Beaucoup d’oulémas conservèrent leur fidélité à leurs régimes, restant inscrits sur leurs livres de paie. D’autre adoptèrent des positions plus critiques. Certains adhérèrent aux tendances islamistes, qui ont assumé des formes différentes en Syrie, en Égypte et en Arabie Saoudite. Très peu allèrent jusqu’à rallier les groupes djihadistes violents. Ces derniers, de leur côté, développèrent un fort anticléricalisme. Lorsque, au début de 2011, les révolutions arabes ont déflagré, les oulémas, comme tout le monde, ont été pris de surprise. Les gens se sont adressés à eux pour savoir que faire, mais très vite, il est apparu clairement que la coexistence placide avec les régimes au pouvoir était révolue. Le temps des choix difficiles commençait.
Cet article examine les réponses des oulémas, des régimes et des courants de l’Islam politique face à cette phase nouvelle. En conclusion, on discutera de la faisabilité de ce que l’on peut appeler un néo-madhhabisme, ou néo-traditionalisme, comme contrepoids au salafisme, et ce que cela implique pour les oulémas les plus réformistes.
Entre l’enclume et le marteau
Longtemps considérés comme un groupe socio-politique en déclin, les oulémas reviennent aujourd’hui au centre de l’attention des chercheurs, en raison essentiellement de leur réaffirmation et de leur visibilité croissantes dans le monde musulman, comme groupe, et individuellement. Et les musulmans eux aussi ont dû apprendre à connaître des autorités religieuses – de Khomeini à al-Qaradâwî – qui ont surgi du cône d’ombre dans lequel vivaient les oulémas traditionnels. L’étude la plus connue sur ce phénomène, le livre de Muhammad Qasim Zaman Custodians of Change [Gardiens du changement][1], signalait dès le sous-titre que les oulémas font partie du changement, bien qu’ils le gèrent plutôt qu’ils ne l’incarnent.

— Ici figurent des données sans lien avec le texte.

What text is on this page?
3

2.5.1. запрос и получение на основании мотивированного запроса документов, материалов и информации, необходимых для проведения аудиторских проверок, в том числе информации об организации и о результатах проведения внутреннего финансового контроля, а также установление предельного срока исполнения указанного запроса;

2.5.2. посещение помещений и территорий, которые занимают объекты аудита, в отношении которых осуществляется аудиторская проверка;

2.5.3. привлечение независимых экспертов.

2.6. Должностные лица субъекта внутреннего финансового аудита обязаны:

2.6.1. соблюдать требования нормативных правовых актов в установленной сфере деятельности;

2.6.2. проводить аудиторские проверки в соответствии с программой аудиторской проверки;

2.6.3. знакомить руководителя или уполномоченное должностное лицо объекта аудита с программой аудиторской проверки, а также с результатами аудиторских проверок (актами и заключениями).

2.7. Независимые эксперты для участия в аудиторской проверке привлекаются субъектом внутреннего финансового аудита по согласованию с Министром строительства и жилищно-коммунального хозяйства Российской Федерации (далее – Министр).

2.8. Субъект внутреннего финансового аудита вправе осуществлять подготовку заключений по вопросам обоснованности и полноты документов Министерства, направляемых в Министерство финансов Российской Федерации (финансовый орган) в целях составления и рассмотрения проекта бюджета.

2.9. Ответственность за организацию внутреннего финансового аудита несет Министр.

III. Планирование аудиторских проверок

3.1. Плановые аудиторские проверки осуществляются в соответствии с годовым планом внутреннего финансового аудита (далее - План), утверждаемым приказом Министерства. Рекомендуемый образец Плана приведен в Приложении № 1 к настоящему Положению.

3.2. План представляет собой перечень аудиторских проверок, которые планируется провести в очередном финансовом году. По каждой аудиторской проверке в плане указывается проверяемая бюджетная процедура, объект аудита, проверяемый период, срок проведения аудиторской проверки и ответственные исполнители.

Après avoir formé, entre 1958 et 1961, la République Arabe Unie sous la houlette du président Nasser, l’Égypte et la Syrie sont devenus des États autoritaires, adoptant tout d’abord une idéologie socialiste, et puis une politique économique néo-libérale. Les deux pays choisirent tous deux de gérer les affaires religieuses, dans le cadre de l’Islam sunnite, par le moyen d’un ministère ad hoc, dirigé par un ministre nommé par le pouvoir politique et sélectionné parmi les oulémas. Et les deux pays se servirent des fonctions du Mufti d’État pour légitimer leurs propres politiques. En outre, dès l’époque de Nasser, et toujours dans les deux pays, les Frères musulmans, principaux opposants politiques d’orientation islamiste, furent mis hors la loi.
Il y avait, évidemment, quelques différences entre les politiques religieuses des deux États. Avant tout, la Syrie était religieusement beaucoup plus diversifiée que l’Égypte et ses gouvernants (la famille Assad depuis 1970) n’étaient pas sunnites mais alaouites, et s’opposèrent aux islamistes sunnites non seulement pour ce qu’ils faisaient, mais pour ce qu’ils étaient. En Égypte, au contraire, la menace islamiste s’inscrivait dans une rivalité intra-sunnite. En Syrie, une grande révolte islamiste sunnite éclata en 1979 et fut brutalement réprimée en 1982, tandis qu’en Égypte, une tentative de révolte beaucoup plus limitée déboucha sur l’assassinat du président Sadate, mais n’eut pas d’autres grandes conséquences. Sadate et son successeur, Hosni Moubarak, parvinrent à contenir et en partie coopter le principal mouvement islamiste, les Frères musulmans, se concentrant sur la lutte contre des groupes djihadistes plus petits. En Syrie, la Confrérie fut défaite et éliminée, mais les services secrets syriens ont à l’occasion soutenu des mouvements islamistes dans d’autres pays, en particulier au Liban et, successivement, en Irak. L’Arabie Saoudite, en revanche, a donné asile aux islamistes qui, dans les années 1960, fuyaient la Syrie et l’Égypte, les intégrant dans ses organisations éducatives et pour la prédication de l’Islam, mais à partir des années 1990, leur loyauté vis-à-vis du royaume est devenue de plus en plus problématique.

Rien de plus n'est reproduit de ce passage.